Es wird wieder mal Zeit für ein Tweetup. Und dieses Mal steht Kultur und Politik auf dem Programm. Auf Anregung von @digichr lade ich drum zusammen mit Viktor Giacobbo am 6. September 2011 ins Casinotheater Winterthur zur Aufführung “Die Nepotistan-Affäre“, einem innenpolitischen Schwank von Domenico Blass und Viktor Giacobbo.

OK, Premierenplätze gibts für uns Blogger/Twitter/Facebooker/+er zwar nicht, die sind dem Bundesrat vorbehalten (zumindest Didier Burkhalter hat jedoch abgesagt), aber hey, dafür kriegen wir Viktor Giacobbo an der Tweetup-Afterparty zu Gesicht und dazu vergünstigte Tickets. Wenn das nichts ist…

Kurz und knapp die Infos zum Nepotistan-Tweetup:

Was: Besuch der Aufführung “Die Nepotistan-Affäre” mit anschliessendem “After-Tweetup” mit Viktor Giacobbo.

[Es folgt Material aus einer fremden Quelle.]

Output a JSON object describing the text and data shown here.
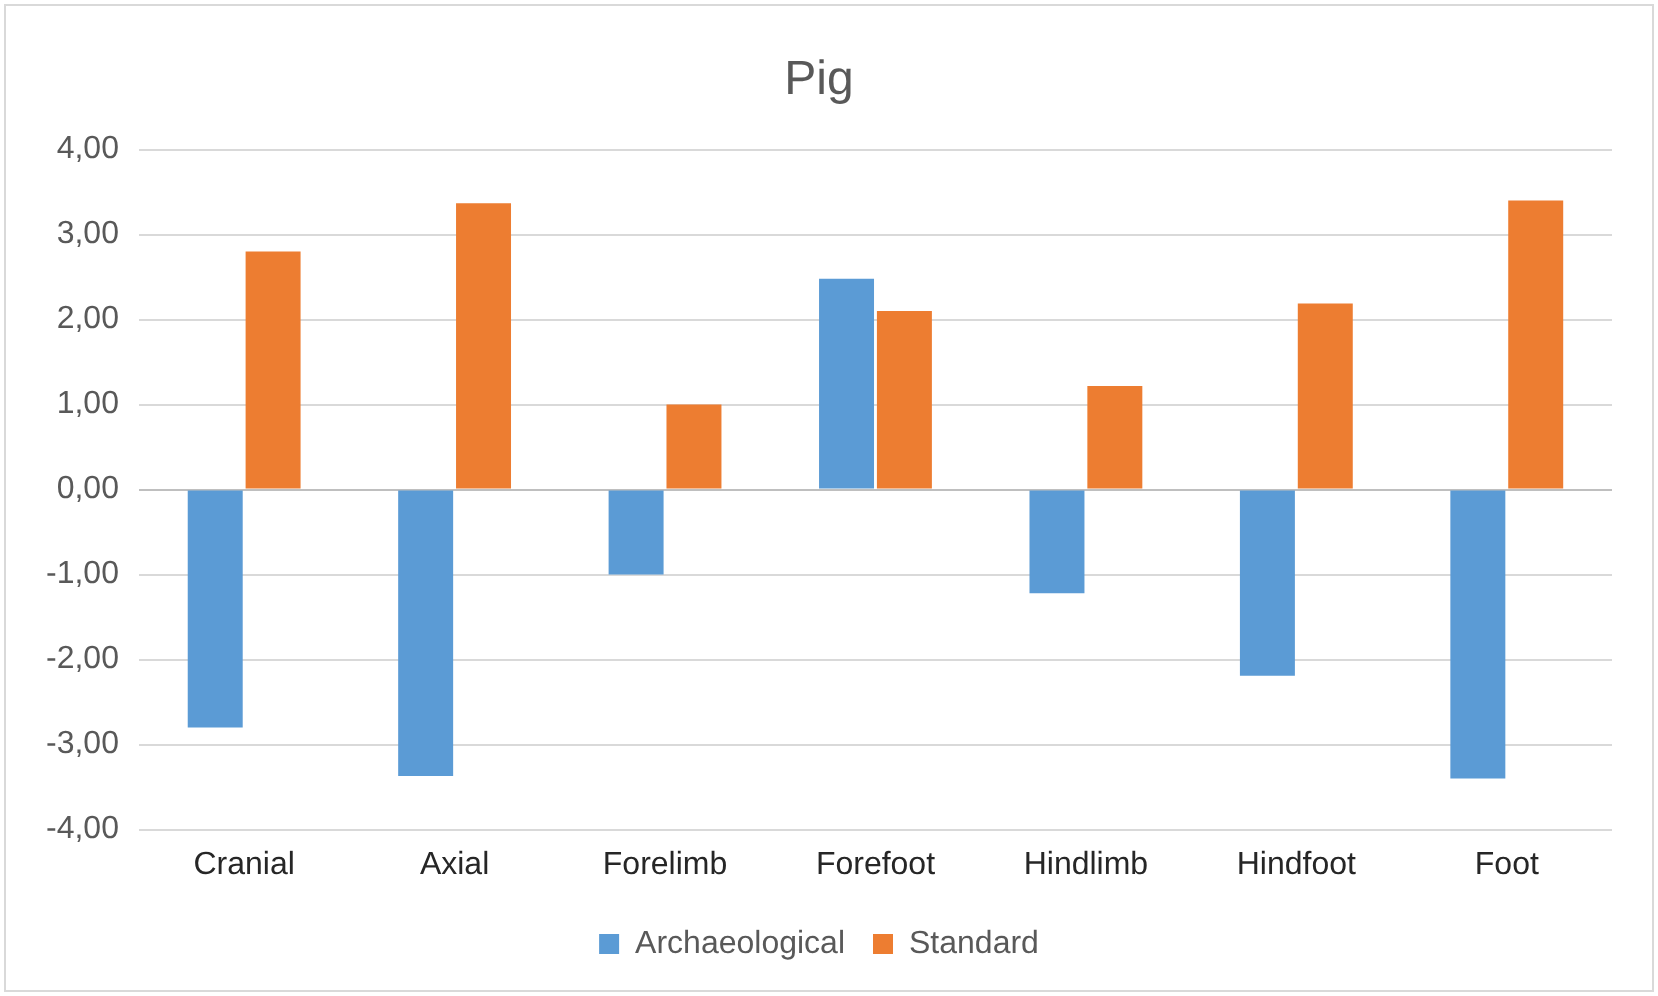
{
  "chart_data": {
    "type": "bar",
    "title": "Pig",
    "categories": [
      "Cranial",
      "Axial",
      "Forelimb",
      "Forefoot",
      "Hindlimb",
      "Hindfoot",
      "Foot"
    ],
    "series": [
      {
        "name": "Archaeological",
        "color": "#5b9bd5",
        "values": [
          -2.8,
          -3.37,
          -1.0,
          2.48,
          -1.22,
          -2.19,
          -3.4
        ]
      },
      {
        "name": "Standard",
        "color": "#ed7d31",
        "values": [
          2.8,
          3.37,
          1.0,
          2.1,
          1.22,
          2.19,
          3.4
        ]
      }
    ],
    "ylim": [
      -4,
      4
    ],
    "yticks": [
      {
        "value": -4,
        "label": "-4,00"
      },
      {
        "value": -3,
        "label": "-3,00"
      },
      {
        "value": -2,
        "label": "-2,00"
      },
      {
        "value": -1,
        "label": "-1,00"
      },
      {
        "value": 0,
        "label": "0,00"
      },
      {
        "value": 1,
        "label": "1,00"
      },
      {
        "value": 2,
        "label": "2,00"
      },
      {
        "value": 3,
        "label": "3,00"
      },
      {
        "value": 4,
        "label": "4,00"
      }
    ],
    "grid": "y",
    "legend": "bottom"
  }
}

Wo: Casinotheater Winterthur (Lageplan)

Wann: 6. September 2011, die Vorführung beginnt um 20 Uhr.

Besammlung: Ab 19:15 Uhr vor dem Casinotheater in Winterthur.

Kosten: Die Eintrittstickets der 2. Kategorie kosten 65 Franken für uns nur 52 Franken. Das Casinotheater und Viktor sponsern maximal 30 Tickets mit 20 Prozent Rabatt, herzlichen Dank!

Anmeldung: Bitte prüfe zuerst, ob Du am 6. September wirklich teilnehmen kannst. Hintergrund ist, dass ich die Namen der Teilnehmer Sonntagnacht ans Casinotheater weiterleite. Und es wär doch schade, wenn wegen Deinem Nichterscheinen jemand kein vergünstigtes Ticket mehr bekäme.

Sehen wir uns am Dienstag? Dann sofort hier anmelden! Das Formular ist bis Sonntagabend, 22 Uhr, online…

(Bildquelle: Casinotheater Winterthur)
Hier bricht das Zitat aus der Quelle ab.